哺乳动物胚胎的发生始于一个全能受精卵,逐渐发育成桑葚胚,然后形成囊胚(blastocyst)。囊胚的外胚层(epiblast,EPI)将发育为胚体和羊膜,滋养外胚层(trophectoderm,TE)和原始内胚层(primitive endoderm,PE)则分别发育为胎盘和卵黄囊。TE由滋养层细胞(trophoblasts,TRs)组成,是一种充满液体的上皮胞囊。EPI被不对称地放置在TE胞囊中,其位置定义了第一发育轴polar-mural,也称为embryonic-abembryonic(图1A)。
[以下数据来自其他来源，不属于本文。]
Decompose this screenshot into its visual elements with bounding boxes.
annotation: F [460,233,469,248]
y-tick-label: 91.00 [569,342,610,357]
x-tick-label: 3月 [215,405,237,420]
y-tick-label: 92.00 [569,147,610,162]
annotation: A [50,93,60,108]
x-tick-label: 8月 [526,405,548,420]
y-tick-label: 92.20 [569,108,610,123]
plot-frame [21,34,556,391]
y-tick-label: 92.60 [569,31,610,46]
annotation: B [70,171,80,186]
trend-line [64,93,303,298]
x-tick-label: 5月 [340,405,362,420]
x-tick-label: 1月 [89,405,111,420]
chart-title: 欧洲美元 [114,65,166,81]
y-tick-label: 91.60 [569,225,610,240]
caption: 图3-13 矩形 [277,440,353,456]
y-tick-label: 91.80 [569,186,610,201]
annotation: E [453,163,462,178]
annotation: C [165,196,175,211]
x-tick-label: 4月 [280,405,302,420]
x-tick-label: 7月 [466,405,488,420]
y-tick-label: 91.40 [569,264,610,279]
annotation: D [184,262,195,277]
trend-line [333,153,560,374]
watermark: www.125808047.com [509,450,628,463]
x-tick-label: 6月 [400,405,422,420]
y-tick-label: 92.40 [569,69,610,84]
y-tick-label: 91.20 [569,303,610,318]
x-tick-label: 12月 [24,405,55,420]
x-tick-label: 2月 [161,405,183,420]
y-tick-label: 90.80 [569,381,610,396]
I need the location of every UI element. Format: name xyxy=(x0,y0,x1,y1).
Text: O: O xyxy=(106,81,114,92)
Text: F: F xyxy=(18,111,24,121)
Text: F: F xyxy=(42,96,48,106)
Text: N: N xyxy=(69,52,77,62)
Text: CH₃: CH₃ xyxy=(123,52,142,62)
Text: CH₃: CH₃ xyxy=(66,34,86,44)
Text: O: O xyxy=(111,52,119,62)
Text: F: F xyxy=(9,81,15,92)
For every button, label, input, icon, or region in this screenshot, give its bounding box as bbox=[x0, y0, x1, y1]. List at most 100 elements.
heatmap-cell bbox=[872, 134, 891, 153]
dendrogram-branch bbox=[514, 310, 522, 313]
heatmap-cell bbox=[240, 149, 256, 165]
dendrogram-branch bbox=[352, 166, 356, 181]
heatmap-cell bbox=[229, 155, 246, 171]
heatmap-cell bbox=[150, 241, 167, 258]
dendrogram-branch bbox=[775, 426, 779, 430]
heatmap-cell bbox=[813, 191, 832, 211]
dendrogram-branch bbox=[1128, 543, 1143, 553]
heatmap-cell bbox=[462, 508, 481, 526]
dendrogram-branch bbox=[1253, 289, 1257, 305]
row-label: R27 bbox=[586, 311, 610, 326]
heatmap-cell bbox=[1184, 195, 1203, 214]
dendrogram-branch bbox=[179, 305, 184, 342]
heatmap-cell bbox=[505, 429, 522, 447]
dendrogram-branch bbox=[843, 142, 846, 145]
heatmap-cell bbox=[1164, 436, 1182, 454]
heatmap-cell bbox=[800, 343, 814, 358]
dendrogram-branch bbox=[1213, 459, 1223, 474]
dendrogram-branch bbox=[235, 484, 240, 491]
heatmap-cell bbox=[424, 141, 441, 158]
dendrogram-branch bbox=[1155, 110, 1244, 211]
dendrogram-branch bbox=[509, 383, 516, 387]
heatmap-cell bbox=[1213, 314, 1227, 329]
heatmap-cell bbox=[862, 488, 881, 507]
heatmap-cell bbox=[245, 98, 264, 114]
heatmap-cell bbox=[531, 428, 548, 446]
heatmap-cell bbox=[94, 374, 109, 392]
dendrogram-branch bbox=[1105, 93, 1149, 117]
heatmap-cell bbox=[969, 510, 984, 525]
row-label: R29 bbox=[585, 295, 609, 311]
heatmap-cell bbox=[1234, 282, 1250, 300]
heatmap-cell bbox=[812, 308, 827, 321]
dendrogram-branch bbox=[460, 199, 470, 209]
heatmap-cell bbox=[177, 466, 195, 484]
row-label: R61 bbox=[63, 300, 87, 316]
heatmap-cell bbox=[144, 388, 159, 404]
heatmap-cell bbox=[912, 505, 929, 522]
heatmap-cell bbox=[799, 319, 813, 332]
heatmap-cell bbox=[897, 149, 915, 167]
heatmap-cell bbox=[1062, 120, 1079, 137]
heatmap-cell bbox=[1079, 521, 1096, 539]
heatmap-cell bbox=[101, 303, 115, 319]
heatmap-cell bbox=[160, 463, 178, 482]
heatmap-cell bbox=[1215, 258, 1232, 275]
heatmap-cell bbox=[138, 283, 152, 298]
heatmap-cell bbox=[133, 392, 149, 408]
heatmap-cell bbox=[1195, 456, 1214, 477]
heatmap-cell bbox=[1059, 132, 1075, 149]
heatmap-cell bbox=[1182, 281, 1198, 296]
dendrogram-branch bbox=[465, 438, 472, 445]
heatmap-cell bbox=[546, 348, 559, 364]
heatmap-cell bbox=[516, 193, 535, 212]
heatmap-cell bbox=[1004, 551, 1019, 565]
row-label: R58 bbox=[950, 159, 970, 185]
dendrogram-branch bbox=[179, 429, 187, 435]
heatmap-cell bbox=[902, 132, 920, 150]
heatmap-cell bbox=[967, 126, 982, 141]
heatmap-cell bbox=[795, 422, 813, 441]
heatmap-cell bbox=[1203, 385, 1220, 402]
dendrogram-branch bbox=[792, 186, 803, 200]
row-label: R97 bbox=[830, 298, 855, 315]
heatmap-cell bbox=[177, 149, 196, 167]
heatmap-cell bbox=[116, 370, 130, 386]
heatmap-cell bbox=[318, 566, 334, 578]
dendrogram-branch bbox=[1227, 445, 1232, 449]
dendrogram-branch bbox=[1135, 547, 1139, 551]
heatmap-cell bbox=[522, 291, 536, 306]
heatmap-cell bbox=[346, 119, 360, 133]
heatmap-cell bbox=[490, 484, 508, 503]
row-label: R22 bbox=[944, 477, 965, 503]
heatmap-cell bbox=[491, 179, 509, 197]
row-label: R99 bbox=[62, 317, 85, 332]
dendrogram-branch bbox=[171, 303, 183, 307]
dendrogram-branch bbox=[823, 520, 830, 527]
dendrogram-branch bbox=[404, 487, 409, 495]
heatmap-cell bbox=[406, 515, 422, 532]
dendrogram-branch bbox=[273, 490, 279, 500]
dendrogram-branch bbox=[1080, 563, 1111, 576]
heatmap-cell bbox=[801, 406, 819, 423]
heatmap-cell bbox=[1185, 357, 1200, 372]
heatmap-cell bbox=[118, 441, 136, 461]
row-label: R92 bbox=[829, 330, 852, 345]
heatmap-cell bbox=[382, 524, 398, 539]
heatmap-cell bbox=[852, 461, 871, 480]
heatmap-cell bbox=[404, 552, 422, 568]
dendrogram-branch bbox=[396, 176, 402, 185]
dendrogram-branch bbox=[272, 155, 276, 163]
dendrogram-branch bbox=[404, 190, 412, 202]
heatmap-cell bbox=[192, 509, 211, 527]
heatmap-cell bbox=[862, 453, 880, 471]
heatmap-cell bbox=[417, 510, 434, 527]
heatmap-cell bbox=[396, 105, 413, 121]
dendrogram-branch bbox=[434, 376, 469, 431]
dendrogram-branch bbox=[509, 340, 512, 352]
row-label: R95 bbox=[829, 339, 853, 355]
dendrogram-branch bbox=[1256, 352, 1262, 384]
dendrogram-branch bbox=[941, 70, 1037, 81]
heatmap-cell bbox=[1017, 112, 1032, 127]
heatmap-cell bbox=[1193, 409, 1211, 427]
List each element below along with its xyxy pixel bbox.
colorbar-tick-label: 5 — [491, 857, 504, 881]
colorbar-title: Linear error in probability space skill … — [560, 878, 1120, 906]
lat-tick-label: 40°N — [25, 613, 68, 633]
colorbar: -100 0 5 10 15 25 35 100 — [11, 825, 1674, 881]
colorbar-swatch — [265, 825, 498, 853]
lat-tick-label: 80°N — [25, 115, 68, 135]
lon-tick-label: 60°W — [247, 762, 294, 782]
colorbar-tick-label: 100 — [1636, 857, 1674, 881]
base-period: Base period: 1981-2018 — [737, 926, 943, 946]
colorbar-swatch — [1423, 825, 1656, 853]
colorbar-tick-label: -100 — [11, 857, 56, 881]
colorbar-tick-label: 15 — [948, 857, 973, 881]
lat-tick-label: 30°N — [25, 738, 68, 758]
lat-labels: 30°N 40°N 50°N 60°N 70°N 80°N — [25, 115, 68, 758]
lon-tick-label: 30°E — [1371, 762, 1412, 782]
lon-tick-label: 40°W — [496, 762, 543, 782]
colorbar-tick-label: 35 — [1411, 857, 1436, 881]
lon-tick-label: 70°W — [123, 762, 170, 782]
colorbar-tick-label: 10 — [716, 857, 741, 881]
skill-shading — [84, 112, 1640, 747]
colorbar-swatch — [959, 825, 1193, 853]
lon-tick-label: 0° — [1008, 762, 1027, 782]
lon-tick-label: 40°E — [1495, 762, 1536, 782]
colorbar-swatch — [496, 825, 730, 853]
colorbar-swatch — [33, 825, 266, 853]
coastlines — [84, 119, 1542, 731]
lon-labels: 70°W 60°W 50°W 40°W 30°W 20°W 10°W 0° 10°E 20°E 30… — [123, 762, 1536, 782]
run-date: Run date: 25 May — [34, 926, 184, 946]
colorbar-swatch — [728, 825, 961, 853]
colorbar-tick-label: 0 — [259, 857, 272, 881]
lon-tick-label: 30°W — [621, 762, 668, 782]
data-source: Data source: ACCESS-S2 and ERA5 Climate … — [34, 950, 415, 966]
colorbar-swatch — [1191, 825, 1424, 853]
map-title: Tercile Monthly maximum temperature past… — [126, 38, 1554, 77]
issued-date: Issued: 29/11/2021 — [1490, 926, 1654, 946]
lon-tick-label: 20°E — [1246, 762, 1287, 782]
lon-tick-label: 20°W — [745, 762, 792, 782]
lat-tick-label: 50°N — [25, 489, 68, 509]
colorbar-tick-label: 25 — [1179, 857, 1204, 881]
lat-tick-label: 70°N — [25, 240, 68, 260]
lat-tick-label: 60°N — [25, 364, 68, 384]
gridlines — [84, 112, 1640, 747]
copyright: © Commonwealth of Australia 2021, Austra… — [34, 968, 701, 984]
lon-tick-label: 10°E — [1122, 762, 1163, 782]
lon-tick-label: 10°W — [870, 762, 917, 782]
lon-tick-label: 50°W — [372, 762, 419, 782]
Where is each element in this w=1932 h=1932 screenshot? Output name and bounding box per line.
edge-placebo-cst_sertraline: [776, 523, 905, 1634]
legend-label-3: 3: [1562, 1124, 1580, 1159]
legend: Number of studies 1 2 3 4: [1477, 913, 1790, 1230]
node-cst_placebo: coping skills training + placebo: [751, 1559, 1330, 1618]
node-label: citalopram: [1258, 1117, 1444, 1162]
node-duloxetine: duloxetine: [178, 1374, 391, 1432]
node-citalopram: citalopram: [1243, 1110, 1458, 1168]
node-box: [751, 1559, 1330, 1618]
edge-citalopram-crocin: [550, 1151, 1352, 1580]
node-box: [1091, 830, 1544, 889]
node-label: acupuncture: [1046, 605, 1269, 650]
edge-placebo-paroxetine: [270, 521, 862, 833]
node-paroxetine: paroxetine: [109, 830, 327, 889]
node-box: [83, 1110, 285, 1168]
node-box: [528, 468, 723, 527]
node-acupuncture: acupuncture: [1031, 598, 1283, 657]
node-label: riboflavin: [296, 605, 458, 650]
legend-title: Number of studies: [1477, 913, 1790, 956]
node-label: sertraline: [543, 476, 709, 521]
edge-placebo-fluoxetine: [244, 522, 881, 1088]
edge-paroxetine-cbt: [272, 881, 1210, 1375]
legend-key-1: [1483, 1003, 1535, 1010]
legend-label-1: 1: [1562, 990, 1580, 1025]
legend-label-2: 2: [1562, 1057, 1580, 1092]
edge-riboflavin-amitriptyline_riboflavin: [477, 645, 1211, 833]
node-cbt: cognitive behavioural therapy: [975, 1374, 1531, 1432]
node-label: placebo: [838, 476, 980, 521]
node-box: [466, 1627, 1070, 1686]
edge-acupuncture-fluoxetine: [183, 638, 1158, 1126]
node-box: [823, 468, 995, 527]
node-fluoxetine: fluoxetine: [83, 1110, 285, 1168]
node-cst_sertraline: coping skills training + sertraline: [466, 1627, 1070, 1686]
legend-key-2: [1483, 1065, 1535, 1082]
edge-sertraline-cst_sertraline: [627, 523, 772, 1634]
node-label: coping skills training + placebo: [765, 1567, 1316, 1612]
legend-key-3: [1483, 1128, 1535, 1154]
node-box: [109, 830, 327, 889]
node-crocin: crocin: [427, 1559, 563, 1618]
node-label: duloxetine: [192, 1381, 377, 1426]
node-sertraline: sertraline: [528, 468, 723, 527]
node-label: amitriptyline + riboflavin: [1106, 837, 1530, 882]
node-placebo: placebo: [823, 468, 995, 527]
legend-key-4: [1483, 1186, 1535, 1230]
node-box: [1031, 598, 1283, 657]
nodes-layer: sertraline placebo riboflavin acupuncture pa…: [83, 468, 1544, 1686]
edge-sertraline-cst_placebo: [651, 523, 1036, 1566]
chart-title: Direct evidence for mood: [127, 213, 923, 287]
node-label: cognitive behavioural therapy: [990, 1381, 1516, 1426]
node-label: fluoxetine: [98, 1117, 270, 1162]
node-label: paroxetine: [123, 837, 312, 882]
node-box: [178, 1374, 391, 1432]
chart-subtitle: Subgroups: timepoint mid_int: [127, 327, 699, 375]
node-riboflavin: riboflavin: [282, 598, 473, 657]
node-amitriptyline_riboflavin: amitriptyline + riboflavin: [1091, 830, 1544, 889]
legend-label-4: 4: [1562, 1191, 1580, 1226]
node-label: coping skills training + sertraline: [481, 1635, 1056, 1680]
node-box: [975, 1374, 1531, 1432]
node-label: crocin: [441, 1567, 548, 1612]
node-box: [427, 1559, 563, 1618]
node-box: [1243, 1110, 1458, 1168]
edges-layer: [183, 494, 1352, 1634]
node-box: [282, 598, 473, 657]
紧邻EPI的TE(polar TE)增殖并自我更新,进而逐渐将胎盘构建成一个复合器官,履行关键功能(例如气体交换、废物排泄和免疫功能);与EPI分离的TE(mural TE)与TE分化、增殖减少以及附着在子宫上的能力有关。因此,囊胚腔的一个功能是分离将形成胎盘或介导初始子宫附着的TRs库。为了应对囊胚植入,子宫细胞增殖并经历功能变化以产生蜕膜。蜕膜为胚胎植入、胎盘发育提供营养和免疫豁免,是子宫内膜基质细胞为适应妊娠而发生的形态学及生理学改变。错误的蜕膜化与不孕和流产有关【1】

在囊胚中,滋养层细胞的模式化确保了成功的植入和胎盘发育。近日,来自奥地利科学院分子生物技术研究所的Nicolas C. Rivron团队在Cell Stem Cell杂志在线发表了题为Epiblast inducers capture mouse trophectoderm stem cells in vitro and pattern blastoids for implantation in utero的文章。研究人员鉴定了一组由外胚层分泌的最优诱导剂(FGF4、TGFβ1、IL11、Activin、Bmp7、LPA、8-Br cAMP),可在体外获得稳定、高度自我更新的类似于囊胚期的小鼠滋养外胚层干细胞(trophectoderm stem cells,TESCs)。TESCs具有更强的形成胚状体(Blastoids, 囊胚样结构)的能力,能在子宫内更有效地诱导蜕膜形成,进而促进胚胎着床。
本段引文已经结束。